The 2011 NFL Draft is all discombobulated. Free agents have yet to be signed, players cannot be traded for picks and the league has told—according to Chris Mortenson—that teams can trade draft picks from future drafts "at their own risk." Um...aren't trades always done at the traders own risk? There has to be more to that menacing comment. Feel free to enlighten us on this if you have any insight.
Also, and most importantly, this draft is like a normal draft only screwier because the Raiders first-round pick has already put in two seasons in the S&B. That means the Raiders get Dick (Seymour that is) in this first-round. Unless...they move up.
I don't know if the league's ominous mob-tone in regards to the future picks will dissuade teams from dealing them, but it is going to keep me from thinking about it. I want to focus on the Raiders trade possibilities with only their picks from this draft.
By consulting the handy-dandy draft pick trade value chart posted on DraftCountdown.com we can get a pretty good idea of what trades may be available.
If the Raiders packaged their second and third-round picks they could piece together enough trade points to move up into the first-round, but just barely. That would put them in the neighborhood of the 31st overall pick. And that is way more reasonable than moving up further. If they went Mike Ditka/Ricky Williams crazy and combined all of their picks they would almost have enough for the 24th pick.
I feel safe in saying we can all agree that we do not want the Raiders to pull a Ditka here. The other option is far more enticing. This move may be worth contemplating if one of the bigger named tackles slides to this point—Derek Sherrod is widely projected to be the last tackle to go off the board in the first-round.
The problem with this scenario is it is very likely Sherrod will not make it past the Bears—who have the 29th pick. If the Raiders wanted to switch places with the Bears they would likely have to combine their second, third and fifth-round picks. Is Sherrod worth that? Is he worth the second and third even?

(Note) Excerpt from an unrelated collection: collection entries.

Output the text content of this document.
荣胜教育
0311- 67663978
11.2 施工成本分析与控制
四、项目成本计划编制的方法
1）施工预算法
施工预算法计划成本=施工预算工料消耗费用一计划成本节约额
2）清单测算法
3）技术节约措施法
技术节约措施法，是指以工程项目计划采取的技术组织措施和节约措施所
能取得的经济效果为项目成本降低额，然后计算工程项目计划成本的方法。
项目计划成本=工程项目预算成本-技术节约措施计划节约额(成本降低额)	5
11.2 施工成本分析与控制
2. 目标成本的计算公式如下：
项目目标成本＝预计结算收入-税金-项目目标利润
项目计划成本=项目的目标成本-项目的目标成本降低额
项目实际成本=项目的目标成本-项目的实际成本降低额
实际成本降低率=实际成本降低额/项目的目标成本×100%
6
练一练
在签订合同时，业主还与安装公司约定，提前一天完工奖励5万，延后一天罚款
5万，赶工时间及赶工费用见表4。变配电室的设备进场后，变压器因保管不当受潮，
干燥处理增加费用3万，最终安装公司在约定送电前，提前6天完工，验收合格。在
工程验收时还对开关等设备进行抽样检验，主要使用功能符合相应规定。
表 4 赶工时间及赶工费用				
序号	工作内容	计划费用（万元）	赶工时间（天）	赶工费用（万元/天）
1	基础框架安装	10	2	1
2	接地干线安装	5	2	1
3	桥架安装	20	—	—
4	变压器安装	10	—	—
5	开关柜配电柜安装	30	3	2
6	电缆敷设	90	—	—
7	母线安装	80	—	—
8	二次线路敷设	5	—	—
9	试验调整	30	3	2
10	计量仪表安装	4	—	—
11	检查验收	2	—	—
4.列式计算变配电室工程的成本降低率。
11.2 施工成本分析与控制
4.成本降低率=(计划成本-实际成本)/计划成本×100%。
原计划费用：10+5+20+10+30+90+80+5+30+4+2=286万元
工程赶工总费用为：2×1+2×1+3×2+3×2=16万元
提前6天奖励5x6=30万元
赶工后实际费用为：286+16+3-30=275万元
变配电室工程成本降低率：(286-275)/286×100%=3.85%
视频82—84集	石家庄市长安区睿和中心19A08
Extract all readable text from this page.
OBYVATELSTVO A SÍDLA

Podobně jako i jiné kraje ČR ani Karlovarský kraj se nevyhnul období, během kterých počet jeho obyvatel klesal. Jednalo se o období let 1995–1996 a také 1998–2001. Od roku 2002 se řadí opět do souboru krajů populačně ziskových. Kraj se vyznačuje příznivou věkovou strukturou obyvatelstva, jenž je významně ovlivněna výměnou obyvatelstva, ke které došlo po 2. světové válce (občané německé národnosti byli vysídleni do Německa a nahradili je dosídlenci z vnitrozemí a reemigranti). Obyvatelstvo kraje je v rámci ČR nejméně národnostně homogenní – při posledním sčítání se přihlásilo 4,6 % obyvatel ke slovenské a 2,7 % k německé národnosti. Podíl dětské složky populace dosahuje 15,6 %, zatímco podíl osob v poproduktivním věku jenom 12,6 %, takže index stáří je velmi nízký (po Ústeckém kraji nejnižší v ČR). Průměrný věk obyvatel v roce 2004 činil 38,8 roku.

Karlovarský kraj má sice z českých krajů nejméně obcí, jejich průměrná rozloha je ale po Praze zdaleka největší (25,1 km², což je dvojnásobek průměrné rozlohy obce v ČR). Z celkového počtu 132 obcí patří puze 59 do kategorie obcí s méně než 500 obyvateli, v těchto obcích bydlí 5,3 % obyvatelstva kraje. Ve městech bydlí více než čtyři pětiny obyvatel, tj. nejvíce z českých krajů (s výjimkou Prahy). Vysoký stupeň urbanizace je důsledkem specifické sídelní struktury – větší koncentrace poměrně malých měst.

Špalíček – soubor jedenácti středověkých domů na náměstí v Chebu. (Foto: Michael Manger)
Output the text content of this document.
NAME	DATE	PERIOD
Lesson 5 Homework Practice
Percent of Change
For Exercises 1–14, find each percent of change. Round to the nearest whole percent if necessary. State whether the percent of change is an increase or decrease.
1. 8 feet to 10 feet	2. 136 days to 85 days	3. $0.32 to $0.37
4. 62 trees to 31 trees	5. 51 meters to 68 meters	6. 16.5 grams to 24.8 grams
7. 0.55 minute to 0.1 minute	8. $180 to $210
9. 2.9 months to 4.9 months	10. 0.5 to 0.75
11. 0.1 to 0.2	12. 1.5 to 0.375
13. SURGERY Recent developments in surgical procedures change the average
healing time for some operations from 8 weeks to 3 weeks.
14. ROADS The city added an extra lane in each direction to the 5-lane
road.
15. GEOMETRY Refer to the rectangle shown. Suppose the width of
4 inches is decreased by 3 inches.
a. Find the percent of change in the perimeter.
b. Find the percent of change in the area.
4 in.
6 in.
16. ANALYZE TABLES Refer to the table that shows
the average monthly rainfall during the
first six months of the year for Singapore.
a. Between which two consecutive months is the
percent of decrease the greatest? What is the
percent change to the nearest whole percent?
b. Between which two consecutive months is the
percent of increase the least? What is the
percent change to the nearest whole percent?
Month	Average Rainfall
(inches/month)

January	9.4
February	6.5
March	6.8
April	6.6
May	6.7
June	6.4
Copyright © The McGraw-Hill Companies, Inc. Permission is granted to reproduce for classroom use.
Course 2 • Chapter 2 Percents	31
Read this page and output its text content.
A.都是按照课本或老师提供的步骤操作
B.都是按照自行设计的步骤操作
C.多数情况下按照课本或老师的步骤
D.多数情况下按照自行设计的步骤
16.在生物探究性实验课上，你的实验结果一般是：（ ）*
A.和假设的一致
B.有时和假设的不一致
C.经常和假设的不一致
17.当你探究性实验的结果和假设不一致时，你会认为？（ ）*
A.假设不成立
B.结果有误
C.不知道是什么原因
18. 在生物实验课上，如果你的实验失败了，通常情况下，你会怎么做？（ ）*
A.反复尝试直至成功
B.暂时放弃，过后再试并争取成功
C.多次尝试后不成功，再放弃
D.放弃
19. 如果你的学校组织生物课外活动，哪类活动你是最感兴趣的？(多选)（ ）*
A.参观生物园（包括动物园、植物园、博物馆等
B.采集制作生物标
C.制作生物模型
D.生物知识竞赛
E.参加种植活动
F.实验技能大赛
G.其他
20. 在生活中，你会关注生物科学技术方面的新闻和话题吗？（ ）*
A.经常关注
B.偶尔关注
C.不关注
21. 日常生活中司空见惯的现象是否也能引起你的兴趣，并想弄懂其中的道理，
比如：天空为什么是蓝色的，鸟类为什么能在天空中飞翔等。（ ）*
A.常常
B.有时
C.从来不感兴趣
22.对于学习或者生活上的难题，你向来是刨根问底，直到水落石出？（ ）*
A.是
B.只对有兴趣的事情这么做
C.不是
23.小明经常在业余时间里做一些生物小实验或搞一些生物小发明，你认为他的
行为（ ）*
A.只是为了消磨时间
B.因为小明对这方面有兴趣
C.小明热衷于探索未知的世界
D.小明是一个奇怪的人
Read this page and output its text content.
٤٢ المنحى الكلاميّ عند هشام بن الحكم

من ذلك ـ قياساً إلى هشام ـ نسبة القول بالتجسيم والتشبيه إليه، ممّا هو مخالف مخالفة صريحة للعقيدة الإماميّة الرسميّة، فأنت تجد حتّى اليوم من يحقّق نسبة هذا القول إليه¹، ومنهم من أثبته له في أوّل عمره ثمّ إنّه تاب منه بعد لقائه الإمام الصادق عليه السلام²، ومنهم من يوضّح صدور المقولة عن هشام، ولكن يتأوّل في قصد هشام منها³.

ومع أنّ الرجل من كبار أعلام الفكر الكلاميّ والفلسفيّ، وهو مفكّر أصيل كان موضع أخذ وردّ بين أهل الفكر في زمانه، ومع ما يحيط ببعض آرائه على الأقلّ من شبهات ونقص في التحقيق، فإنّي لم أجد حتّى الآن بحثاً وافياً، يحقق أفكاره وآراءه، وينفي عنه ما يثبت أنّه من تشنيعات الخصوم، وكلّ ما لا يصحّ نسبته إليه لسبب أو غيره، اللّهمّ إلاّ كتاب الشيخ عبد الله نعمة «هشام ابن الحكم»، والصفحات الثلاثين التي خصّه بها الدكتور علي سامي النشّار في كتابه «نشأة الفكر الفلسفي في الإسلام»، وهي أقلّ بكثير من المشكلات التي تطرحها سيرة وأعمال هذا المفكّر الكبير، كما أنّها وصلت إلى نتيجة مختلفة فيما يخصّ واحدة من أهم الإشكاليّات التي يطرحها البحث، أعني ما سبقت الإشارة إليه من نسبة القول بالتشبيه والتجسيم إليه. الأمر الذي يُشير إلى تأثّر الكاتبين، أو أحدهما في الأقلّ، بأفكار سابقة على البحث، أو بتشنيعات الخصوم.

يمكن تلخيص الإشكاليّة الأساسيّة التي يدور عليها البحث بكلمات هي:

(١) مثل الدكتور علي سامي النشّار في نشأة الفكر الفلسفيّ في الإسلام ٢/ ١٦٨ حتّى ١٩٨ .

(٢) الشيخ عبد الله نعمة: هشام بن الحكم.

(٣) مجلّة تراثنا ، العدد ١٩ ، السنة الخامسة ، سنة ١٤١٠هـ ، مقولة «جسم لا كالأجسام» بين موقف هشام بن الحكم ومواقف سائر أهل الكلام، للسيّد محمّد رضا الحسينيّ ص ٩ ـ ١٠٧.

I think the scenario that is most likely to find the Raiders trading up is if Colorado's CB, Jimmy Smith, falls into the tail end of the first-round.
Given the Raiders recent track record of draft success in rounds beyond the first I would prefer they hold onto their picks. This brings us to the other part of the equation: trading down.
We don't need to look any further than last year to see how effective this strategy can be. In two separate trades the Raiders went from the 39th overall pick the 44th, and they received the 153rd and 190th overall picks for their troubles.
They then drafted LaMarr Houston with the 44th pick, Travis Goethel with the 190th pick and traded the 153rd pick with Kirk Morrison for the pick that turned out to be Jacoby Ford.
Just as an example say the Raiders trade their No. 48 pick to the Bears. According to the chart, the Bears would have to give the Raiders their 62nd and 93rd pick. And by they way, Mel Kiper mocked the Bears taking Stefen Wisniewski with the 93rd pick.
With the cluster of interior offensive line talent the Raiders could trade down in the second and still have a shot at most of the guys we have been discussing.